Generally regarded as the desired end goal, certainly for production environments, is VSF TR-03. This approach uses SMPTE 2059 and AES67 in the same way that TR-04 does, but it handles video (IETC RFC 4175) and ANC (IETF draft ANC291) separately.
By keeping the video, audio and ANC separate, and by maintaining the ability to sync them, broadcasters enjoy the flexibility necessary to manage many signals without the overhead of de-embedding and re-embedding. It is important to note that the VSF TR-04 and TR-03 technical recommendations are, at the time of writing, in the drafting phase of becoming SMPTE ST 2110. Though the standard has not yet been completed, vendors are not waiting to create products and ensure that broadcasters have interoperability.

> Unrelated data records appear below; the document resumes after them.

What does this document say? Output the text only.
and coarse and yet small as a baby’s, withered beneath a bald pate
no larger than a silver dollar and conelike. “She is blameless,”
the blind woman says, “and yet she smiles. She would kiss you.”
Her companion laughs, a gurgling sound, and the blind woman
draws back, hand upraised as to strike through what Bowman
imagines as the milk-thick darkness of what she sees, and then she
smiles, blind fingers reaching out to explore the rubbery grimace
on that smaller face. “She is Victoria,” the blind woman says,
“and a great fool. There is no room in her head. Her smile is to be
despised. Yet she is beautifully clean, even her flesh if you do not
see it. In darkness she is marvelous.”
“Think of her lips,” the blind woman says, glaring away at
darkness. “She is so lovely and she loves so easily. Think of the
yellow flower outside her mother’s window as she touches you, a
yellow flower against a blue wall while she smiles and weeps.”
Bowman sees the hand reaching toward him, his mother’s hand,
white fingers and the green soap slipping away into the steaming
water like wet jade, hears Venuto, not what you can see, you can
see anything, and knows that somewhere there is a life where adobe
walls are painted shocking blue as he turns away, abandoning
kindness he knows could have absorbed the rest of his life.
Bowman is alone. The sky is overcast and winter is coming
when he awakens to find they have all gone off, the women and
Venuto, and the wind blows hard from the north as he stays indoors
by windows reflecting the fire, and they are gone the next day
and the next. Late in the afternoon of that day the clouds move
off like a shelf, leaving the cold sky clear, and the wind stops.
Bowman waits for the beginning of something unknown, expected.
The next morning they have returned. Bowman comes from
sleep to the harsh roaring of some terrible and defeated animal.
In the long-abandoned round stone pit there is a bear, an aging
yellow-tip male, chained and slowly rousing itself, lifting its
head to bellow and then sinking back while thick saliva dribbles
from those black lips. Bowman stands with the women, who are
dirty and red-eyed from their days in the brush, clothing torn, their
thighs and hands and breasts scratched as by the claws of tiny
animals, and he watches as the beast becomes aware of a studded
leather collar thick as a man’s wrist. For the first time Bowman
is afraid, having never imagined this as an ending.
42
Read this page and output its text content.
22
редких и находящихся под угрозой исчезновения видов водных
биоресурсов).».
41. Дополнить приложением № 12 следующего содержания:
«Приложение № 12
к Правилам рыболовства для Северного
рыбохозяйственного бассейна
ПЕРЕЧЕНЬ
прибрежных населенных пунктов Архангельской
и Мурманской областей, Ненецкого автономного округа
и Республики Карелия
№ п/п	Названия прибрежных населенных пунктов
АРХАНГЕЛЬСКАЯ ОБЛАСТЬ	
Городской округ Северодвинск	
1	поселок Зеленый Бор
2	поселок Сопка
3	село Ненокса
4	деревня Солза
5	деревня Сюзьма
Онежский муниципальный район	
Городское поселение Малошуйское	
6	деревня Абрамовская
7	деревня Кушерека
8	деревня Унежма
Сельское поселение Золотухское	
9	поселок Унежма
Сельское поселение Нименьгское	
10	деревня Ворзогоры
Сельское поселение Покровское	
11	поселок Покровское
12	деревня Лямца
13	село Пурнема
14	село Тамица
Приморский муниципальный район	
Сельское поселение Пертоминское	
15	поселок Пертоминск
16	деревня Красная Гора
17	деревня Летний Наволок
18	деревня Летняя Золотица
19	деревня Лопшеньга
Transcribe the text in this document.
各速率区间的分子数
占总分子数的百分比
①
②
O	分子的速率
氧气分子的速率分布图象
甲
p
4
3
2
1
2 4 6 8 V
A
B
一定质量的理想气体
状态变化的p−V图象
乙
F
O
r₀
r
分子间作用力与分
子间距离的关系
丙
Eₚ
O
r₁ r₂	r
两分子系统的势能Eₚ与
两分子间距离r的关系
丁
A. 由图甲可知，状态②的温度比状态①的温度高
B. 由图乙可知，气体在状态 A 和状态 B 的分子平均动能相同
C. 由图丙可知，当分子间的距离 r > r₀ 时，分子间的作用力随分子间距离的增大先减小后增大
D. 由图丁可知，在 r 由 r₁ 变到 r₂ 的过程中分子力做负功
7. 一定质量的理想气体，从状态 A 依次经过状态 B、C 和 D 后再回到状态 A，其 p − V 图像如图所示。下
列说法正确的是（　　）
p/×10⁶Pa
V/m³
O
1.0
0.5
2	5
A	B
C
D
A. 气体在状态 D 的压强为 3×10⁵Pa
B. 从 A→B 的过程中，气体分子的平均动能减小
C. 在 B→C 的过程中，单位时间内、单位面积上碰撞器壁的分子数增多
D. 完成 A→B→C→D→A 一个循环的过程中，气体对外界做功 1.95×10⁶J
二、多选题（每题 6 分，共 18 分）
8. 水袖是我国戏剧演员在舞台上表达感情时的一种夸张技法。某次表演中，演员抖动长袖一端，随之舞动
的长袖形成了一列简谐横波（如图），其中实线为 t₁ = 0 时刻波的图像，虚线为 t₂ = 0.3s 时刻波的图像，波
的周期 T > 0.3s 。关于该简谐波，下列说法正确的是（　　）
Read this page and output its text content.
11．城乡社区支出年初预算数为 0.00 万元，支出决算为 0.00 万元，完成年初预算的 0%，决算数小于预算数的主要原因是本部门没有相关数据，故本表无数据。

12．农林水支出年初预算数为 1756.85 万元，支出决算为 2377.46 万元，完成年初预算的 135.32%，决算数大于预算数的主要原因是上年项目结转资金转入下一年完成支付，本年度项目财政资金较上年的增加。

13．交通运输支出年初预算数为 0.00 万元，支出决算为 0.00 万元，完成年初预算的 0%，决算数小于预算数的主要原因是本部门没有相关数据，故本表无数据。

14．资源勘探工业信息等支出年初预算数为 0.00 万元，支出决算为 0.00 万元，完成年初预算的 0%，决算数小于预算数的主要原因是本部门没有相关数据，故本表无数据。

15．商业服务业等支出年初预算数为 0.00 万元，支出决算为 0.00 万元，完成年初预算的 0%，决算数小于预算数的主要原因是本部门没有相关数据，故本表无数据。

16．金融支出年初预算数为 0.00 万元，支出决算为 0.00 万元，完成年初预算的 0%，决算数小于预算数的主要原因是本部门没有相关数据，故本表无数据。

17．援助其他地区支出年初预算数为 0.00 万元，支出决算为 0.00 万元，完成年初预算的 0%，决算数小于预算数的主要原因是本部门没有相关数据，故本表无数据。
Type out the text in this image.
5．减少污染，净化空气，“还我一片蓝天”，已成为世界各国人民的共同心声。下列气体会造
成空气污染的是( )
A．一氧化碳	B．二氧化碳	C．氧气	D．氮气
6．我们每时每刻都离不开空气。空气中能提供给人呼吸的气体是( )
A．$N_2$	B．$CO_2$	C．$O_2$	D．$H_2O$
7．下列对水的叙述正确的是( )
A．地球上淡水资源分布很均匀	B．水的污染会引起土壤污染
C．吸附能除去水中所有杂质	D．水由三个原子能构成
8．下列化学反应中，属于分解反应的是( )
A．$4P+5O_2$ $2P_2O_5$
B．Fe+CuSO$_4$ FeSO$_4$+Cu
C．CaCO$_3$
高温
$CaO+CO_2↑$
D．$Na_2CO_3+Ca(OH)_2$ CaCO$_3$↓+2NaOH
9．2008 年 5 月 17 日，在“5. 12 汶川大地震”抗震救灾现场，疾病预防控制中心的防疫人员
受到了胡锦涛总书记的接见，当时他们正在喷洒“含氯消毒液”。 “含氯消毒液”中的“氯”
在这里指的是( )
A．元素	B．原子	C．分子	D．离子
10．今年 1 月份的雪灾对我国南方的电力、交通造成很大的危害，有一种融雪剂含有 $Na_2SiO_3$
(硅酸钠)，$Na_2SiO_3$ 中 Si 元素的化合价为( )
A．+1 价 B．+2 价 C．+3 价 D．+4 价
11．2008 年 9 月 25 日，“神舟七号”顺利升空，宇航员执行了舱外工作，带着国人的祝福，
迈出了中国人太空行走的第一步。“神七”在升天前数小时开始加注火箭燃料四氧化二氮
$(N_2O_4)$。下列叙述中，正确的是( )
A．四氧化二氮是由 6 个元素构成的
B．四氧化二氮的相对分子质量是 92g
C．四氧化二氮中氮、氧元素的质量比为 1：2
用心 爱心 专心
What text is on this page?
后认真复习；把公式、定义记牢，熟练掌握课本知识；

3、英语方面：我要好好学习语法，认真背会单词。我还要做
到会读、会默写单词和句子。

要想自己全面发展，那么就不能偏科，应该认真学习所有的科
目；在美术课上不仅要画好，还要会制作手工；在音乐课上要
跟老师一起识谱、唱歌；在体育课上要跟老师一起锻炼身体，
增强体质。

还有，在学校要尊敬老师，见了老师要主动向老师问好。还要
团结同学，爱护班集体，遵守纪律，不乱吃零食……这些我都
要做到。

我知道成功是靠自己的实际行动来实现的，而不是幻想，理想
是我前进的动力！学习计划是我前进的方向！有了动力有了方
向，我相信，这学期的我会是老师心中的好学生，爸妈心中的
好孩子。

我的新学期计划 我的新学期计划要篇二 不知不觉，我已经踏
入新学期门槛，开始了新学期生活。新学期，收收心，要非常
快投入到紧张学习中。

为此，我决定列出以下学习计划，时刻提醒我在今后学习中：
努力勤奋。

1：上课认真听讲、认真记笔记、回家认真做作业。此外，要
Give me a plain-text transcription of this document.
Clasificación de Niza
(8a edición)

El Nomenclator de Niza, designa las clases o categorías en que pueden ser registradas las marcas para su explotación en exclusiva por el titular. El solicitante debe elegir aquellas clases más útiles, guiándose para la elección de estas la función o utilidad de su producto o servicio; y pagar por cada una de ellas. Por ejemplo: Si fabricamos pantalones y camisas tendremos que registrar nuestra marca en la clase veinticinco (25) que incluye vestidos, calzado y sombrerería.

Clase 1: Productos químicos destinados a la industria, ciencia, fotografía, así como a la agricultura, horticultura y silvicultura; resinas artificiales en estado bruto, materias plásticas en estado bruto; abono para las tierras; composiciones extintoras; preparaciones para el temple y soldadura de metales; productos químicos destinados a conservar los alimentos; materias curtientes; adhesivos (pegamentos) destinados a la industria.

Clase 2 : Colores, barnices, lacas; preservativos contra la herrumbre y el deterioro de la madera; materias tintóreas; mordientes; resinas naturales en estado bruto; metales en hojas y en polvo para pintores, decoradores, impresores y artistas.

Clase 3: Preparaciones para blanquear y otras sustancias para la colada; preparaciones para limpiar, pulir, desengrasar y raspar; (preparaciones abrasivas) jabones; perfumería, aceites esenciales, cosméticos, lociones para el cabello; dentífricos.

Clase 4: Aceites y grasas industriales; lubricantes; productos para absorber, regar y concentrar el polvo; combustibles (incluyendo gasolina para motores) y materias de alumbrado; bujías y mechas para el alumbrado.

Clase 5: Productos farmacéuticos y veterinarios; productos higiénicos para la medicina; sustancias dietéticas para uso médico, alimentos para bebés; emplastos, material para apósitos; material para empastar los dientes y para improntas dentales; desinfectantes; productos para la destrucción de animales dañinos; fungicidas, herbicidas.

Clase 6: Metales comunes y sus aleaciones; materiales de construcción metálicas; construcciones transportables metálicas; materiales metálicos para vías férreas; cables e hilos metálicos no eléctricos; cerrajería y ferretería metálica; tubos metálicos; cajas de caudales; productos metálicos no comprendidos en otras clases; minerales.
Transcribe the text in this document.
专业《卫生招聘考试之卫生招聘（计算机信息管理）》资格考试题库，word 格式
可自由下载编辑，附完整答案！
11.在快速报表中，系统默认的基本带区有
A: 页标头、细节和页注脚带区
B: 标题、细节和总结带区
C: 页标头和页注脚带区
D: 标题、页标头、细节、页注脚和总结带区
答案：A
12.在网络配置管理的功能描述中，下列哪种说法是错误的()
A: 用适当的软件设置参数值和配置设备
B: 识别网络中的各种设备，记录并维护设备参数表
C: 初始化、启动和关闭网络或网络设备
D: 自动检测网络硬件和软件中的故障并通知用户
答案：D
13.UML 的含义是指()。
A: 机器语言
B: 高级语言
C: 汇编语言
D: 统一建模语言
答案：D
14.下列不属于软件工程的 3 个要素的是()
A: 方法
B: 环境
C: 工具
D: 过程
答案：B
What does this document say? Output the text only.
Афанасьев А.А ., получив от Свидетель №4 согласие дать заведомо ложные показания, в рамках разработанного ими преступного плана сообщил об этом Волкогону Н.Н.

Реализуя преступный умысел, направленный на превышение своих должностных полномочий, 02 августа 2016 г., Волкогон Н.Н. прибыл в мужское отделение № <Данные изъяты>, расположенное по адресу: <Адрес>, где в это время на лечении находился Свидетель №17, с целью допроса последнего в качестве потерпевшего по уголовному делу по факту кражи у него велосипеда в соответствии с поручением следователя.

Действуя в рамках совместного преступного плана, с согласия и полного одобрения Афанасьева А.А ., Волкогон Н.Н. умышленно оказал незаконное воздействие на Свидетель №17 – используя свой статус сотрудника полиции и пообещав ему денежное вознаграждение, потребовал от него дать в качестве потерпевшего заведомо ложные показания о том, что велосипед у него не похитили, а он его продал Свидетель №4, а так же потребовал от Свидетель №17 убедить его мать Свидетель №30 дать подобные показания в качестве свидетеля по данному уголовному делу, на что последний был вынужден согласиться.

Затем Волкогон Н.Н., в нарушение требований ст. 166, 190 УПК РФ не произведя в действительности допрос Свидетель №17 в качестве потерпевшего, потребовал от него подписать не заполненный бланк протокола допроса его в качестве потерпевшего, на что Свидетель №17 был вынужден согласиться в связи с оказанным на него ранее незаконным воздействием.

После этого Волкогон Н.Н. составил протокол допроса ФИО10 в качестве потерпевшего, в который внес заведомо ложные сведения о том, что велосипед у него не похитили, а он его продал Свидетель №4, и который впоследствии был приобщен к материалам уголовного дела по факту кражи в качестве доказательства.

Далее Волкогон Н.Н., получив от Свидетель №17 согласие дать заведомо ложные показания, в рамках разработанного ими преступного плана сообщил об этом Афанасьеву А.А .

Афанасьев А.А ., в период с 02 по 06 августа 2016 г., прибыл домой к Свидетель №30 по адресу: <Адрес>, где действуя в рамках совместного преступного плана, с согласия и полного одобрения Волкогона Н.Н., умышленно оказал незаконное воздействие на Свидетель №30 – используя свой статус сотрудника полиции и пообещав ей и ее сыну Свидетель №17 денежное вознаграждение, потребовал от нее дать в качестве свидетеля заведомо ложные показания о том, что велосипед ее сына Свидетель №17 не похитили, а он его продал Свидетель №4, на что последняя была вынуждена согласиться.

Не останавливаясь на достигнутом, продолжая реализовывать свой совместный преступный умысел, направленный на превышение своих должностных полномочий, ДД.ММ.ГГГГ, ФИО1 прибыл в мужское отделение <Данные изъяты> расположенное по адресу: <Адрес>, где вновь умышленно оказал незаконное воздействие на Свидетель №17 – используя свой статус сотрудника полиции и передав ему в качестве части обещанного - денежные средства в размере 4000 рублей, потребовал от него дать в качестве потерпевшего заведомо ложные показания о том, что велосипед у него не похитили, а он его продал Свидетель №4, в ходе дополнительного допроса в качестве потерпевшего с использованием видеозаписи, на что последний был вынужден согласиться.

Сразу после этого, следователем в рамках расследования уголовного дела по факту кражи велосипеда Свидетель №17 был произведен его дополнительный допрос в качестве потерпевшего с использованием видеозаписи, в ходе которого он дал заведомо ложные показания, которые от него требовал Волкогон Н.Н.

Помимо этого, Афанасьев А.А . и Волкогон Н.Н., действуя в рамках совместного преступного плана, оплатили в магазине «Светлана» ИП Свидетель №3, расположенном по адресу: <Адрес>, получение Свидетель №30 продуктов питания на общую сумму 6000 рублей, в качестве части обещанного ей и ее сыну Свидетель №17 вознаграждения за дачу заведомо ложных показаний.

Consequently, a broad range of products based on this standard will be available to the market in the near future. Managing flexibility Having flexibility in managing audio and video is all very well, but broadcasters also need a mechanism for connecting different devices, whether they are hardware or software in nature. SDI relies on knowing what connections can be made — matching inputs to outputs — in order for a system to work.
IP networks provide more flexibility, with the potential for making any source available to any compatible destination. To enable management of connections, NMOS (Networked Media Open Specifications) enables device services (type of inputs and outputs) to be registered and, in turn, allows devices to discover other devices on a network to which they can connect. This model does away with the need for specific connections for specific I/O and the need to know which devices are compatible, and it also enables use of a single medium for the transport of data and connection of devices. A device can register its I/O capabilities with a registration service or, in the absence of a registration service, use peer-to-peer discovery to find compatible devices to which it can connect.
In short, though it is unclear how long it will take to migrate fully away from SDI, the move to all-IP workflows is upon the broadcast industry, and even now the complexities of this transition are being resolved. The industry has shown unity and a desire to progress toward network-based solutions. Everyone benefits from all-IP infrastructure and the ability to go to cloud and virtualised solutions in the future. IP is an enabler of new business models, and it will drive business for users and solution vendors alike.